If we apply the methodology we describe in the previous sections we can begin to get a clearer picture of how the EMERGE and ENGAGE studies [2], [3], [4] failed their futility analysis. The trials were designed with a total of three arms: a high dose treatment arm, a low dose treatment arm, and a placebo group. The primary outcome of the studies was the change in Clinical Dementia Rating Scale-Sum of Boxes (CDR-SOB) at week 78 from baseline. The CDR-SOB is a composite index summed from six cognitive and functional domains: memory, orientation, judgment and problem-solving, community affairs, home and hobbies and personal care. The range of CDR-SOB is 0–18 with higher scores indicating greater impairment.

For these studies the expected increase in of the CDR-SOB score was 2 in the placebo group. The assumed baseline value was 2.45 all groups. Based on data from earlier Phase Ib studies, an increase of 1.74 was expected in the low dose treatment arm and 1.5 in the high dose treatment arm. The improvement of 0.5 in the high dose group represents a 25% reduction in the primary outcome (e.g. clinical worsening or slowed rate of decline).

In our model we apply several assumptions: variances in CDR-SOB at baseline of 1.50 in all groups; at 78 weeks variances of 1.50 in the placebo group, 1.55 in the low dose group, and 1.60 in the high dose group.
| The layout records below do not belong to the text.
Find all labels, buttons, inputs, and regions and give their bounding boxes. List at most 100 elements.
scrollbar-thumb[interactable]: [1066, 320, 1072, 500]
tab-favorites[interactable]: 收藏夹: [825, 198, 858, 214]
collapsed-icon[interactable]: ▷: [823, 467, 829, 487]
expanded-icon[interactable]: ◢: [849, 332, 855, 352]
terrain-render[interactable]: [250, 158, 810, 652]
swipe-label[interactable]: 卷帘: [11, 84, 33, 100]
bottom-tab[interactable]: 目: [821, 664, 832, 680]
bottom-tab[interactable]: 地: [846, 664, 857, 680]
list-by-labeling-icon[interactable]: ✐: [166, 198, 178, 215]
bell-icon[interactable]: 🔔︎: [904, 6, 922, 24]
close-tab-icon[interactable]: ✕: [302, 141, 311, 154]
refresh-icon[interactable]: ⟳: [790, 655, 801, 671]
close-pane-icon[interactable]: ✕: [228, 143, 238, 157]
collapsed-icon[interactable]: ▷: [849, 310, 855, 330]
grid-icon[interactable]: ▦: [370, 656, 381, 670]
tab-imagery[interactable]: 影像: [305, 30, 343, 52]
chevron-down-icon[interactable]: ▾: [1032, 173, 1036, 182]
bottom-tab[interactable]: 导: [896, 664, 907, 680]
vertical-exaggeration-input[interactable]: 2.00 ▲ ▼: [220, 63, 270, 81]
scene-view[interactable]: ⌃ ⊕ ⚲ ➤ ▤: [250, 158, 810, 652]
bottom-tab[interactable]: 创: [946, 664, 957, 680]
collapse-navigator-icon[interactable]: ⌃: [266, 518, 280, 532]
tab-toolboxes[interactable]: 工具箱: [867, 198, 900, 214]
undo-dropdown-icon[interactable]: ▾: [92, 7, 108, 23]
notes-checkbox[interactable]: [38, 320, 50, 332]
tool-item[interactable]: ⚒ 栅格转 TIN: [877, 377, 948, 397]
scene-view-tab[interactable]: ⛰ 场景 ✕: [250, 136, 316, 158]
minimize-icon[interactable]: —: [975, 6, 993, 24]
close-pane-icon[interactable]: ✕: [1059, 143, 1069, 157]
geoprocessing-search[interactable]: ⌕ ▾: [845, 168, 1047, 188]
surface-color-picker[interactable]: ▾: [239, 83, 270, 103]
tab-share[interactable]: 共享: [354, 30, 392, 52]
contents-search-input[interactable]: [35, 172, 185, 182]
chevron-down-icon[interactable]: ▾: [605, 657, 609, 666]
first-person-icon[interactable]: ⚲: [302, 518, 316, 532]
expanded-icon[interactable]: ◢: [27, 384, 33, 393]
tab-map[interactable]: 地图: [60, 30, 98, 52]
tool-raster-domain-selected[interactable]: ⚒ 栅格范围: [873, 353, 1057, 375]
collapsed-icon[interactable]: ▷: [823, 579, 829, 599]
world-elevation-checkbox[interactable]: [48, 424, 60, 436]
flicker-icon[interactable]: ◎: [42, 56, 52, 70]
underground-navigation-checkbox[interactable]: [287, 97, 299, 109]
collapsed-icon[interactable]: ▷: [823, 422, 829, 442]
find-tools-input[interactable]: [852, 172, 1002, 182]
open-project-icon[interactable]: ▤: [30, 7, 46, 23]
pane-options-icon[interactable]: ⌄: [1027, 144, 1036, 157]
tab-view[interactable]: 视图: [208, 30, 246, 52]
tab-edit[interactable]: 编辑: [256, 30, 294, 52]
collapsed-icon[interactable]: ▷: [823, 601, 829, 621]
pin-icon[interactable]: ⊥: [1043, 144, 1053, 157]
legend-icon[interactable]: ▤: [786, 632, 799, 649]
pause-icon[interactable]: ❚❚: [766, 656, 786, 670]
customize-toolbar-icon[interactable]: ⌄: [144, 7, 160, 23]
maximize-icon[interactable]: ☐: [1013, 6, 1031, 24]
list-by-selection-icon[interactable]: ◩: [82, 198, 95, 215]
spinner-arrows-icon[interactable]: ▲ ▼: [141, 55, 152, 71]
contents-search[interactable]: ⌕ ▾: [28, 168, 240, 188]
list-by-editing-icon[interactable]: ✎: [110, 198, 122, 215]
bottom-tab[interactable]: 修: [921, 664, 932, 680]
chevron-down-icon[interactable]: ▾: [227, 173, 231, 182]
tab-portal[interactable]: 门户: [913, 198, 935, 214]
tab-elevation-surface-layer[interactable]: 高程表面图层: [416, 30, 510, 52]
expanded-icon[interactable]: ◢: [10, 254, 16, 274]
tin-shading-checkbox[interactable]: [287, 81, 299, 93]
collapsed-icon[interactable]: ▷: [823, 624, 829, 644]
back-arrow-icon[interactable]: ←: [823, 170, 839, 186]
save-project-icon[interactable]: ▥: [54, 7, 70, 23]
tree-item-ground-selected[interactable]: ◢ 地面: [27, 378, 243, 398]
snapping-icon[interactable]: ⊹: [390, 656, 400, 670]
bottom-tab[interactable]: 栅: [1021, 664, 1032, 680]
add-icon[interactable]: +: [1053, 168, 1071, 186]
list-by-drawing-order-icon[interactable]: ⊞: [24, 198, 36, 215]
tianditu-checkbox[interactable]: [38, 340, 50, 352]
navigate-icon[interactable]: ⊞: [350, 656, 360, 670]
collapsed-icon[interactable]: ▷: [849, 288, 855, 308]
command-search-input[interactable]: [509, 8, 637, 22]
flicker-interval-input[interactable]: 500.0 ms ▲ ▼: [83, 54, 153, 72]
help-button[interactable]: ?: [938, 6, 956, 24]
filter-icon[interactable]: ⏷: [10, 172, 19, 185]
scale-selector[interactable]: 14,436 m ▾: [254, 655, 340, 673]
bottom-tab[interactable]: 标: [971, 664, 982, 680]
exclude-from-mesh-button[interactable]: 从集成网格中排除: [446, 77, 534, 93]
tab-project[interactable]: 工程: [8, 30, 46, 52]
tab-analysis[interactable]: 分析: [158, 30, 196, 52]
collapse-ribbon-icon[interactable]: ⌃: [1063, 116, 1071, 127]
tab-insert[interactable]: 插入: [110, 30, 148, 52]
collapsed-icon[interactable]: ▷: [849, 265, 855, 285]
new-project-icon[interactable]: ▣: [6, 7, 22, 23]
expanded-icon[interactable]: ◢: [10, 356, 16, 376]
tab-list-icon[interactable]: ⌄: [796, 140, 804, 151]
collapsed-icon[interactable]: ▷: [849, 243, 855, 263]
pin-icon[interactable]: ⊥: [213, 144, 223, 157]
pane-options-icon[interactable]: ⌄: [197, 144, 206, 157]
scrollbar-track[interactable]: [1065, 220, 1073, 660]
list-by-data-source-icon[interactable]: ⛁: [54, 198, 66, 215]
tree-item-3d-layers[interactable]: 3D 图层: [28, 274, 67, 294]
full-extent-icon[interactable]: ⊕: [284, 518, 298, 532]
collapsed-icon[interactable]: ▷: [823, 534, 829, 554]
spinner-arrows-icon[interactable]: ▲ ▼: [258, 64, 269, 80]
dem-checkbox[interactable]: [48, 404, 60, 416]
Correlation of CDR-SOB at baseline at week 78 is assumed to be the same across the groups, we study four correlation coefficients: 0.05, 0.1, 0.2, 0.30, and 0.40. Suppose in the high dose group, only 60% of participants (240 out of 400 for a study with 400 per arm) were actually exposed to high dose from baseline to week 78.

Using a sample size of 400 per group to calculate the statistical power in Fig. 7 with or without dose change the computed statistical power increases as the extended follow-up time goes up. For this particular example, power is similar to each when the extended follow up time is 3 months or more for each configuration. Power for a study with the extended time of 9 months is slightly below the study with participants only on the high dose. When the correlation is 10% or above, a study with 3 months extended time has a power above 90%. For a study with a low correlation (e.g. 0.05) the estimated power for a study with a dose change could be below 90% even with an extended follow up.

An external file that holds a picture, illustration, etc. Object name is gr7.jpg

Example from the aducanumab trial using the CDR-SB score. “High” on the far left is for the case that all patients are in the high dose group without any dose change.